Northern Ireland’s economic prospects look favourable for the first time in many years, with Northern Ireland Centre for Economic Policy forecasting 2.8% growth and 13,600 net new jobs this year (2014) and 2.9% growth and a further 9,600 net new jobs in 2015.
These economic numbers will also support a continued increase in house prices which are forecast to rise by 6.7% this year and a healthy 8.5% next year.
Gareth Hetherington, Associate Director at Northern Ireland Centre for Economic Policy said: “The Northern Ireland economy enjoyed a welcome change of direction last year and the prospects for the remainder of 2014 and into 2015 are positive.
“The number of people in employment accelerated in the last nine months and this is forecast to continue throughout this year.
“Home owners are also likely to enjoy rising property prices and we can say with confidence that the property market has finally turned the corner.”
But is the recovery built on sand?
The recovery to date has been very reliant on the consumer. The business investment and export led recovery evident in economies such as Germany has not materialised in the UK.
With interest rate rises putting pressure on the consumer and Government austerity here for the long term, this recovery will be short-lived without accelerated growth in the business sector and improved trade performance.

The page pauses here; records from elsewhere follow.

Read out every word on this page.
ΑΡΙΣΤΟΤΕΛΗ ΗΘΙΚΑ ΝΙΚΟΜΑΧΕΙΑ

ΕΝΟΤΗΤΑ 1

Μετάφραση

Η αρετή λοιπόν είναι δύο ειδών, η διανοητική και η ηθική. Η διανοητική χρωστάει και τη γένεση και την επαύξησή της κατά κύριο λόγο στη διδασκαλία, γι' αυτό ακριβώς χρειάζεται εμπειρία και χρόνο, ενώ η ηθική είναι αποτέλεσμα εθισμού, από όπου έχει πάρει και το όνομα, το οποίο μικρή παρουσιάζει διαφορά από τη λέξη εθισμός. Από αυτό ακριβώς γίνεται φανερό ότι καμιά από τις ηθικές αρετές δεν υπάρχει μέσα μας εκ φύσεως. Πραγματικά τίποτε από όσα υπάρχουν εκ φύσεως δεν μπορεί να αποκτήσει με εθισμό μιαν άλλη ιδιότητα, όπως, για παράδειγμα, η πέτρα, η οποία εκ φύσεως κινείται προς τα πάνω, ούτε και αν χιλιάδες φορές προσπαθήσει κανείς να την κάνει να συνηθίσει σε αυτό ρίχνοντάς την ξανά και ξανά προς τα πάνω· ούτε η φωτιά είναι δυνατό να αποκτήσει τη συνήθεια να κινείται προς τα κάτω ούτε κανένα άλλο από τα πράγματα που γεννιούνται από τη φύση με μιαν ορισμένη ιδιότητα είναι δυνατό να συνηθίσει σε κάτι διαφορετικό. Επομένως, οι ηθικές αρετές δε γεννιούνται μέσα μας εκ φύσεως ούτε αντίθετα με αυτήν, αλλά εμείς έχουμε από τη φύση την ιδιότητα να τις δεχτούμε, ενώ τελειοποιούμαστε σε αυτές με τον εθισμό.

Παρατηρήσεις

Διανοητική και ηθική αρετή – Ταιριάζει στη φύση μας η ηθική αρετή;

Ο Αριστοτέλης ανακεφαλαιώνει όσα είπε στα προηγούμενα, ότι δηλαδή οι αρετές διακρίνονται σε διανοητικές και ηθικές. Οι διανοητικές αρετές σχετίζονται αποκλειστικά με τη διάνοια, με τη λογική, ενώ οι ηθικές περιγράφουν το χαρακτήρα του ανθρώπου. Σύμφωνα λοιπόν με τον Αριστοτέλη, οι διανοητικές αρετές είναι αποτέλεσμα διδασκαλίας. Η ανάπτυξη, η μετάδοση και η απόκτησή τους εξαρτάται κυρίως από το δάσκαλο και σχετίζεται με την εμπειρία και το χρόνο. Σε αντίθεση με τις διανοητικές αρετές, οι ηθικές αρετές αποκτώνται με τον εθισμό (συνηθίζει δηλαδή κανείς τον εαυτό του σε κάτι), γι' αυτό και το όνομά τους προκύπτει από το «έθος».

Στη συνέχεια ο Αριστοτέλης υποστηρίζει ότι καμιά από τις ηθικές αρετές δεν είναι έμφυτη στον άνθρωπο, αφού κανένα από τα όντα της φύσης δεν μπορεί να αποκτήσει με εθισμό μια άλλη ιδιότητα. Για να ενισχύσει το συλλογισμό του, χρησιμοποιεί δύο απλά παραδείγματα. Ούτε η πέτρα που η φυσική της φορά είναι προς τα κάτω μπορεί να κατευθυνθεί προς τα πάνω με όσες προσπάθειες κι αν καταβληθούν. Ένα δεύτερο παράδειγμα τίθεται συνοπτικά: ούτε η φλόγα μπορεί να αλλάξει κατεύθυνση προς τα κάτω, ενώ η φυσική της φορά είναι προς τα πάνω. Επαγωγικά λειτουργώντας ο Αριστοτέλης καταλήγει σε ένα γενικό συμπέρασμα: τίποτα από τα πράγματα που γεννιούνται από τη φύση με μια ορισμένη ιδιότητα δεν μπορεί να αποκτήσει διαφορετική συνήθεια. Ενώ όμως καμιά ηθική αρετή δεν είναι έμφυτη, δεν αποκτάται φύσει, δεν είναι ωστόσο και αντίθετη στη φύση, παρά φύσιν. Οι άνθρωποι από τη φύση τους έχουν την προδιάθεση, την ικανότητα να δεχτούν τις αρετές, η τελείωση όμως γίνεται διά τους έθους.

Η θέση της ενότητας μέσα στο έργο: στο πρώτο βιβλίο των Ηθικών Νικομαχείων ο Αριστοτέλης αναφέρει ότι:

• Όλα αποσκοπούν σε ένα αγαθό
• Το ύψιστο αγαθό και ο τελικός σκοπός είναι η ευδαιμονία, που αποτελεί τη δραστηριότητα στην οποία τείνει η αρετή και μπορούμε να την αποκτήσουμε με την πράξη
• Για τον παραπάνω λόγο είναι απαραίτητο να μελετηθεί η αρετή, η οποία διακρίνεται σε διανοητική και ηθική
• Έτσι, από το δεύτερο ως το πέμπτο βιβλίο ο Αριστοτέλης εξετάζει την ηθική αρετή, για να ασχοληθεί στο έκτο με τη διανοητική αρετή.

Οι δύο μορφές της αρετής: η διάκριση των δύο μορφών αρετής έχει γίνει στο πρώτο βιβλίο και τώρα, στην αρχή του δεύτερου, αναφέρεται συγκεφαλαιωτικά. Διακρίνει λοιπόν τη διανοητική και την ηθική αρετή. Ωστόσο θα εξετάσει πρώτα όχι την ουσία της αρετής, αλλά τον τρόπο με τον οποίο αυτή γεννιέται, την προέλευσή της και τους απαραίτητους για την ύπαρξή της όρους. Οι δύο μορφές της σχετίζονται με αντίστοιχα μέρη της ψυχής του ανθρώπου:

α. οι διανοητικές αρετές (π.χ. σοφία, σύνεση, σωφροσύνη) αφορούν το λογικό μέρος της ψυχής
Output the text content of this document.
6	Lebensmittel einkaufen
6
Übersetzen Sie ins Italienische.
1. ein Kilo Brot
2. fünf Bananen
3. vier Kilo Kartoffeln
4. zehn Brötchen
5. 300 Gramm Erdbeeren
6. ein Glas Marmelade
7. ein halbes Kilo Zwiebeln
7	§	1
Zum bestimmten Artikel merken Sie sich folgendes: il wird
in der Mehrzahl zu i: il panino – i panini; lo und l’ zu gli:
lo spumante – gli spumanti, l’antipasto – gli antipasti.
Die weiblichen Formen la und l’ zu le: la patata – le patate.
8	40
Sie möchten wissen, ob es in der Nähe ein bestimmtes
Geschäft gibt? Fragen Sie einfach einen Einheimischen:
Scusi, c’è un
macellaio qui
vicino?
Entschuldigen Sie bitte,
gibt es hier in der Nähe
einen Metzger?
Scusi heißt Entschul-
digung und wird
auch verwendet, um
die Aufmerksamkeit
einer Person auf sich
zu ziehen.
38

This means there is no time for complacency in policy making circles and measures to support enterprise, reduce business costs and attract Foreign Direct Investment are vital for a sustained recovery.
Gareth Hetherington said: “It may seem churlish to be warning of longer term risks just as an improved economic forecast is being made for 2014, but with potential economic challenges already visible on the horizon, there is a lot of hard work ahead for Government if this recovery is not to run out of steam.”
Time for an honest debate – our fiscal deficit demands it
The fiscal deficit represents the amount by which Government spending exceeds revenues from taxation in any given year. Recently published data has allowed Northern Ireland Centre for Economic Policyto estimate the Northern Ireland fiscal deficit for 2012/13 at approximately £9.4 billion, that’s over £5,000 for every person in Northern Ireland.
Gareth Hetherington said: “Although we are not required to re-pay this annual deficit, it is a vulnerable position for Northern Ireland to be so reliant on other parts of the UK to fund our standard of living to this extent.
“This information puts in stark context the need for an honest debate about the structure of our economy, how we increase our tax base by growing the private sector and how we deliver and pay for public services.”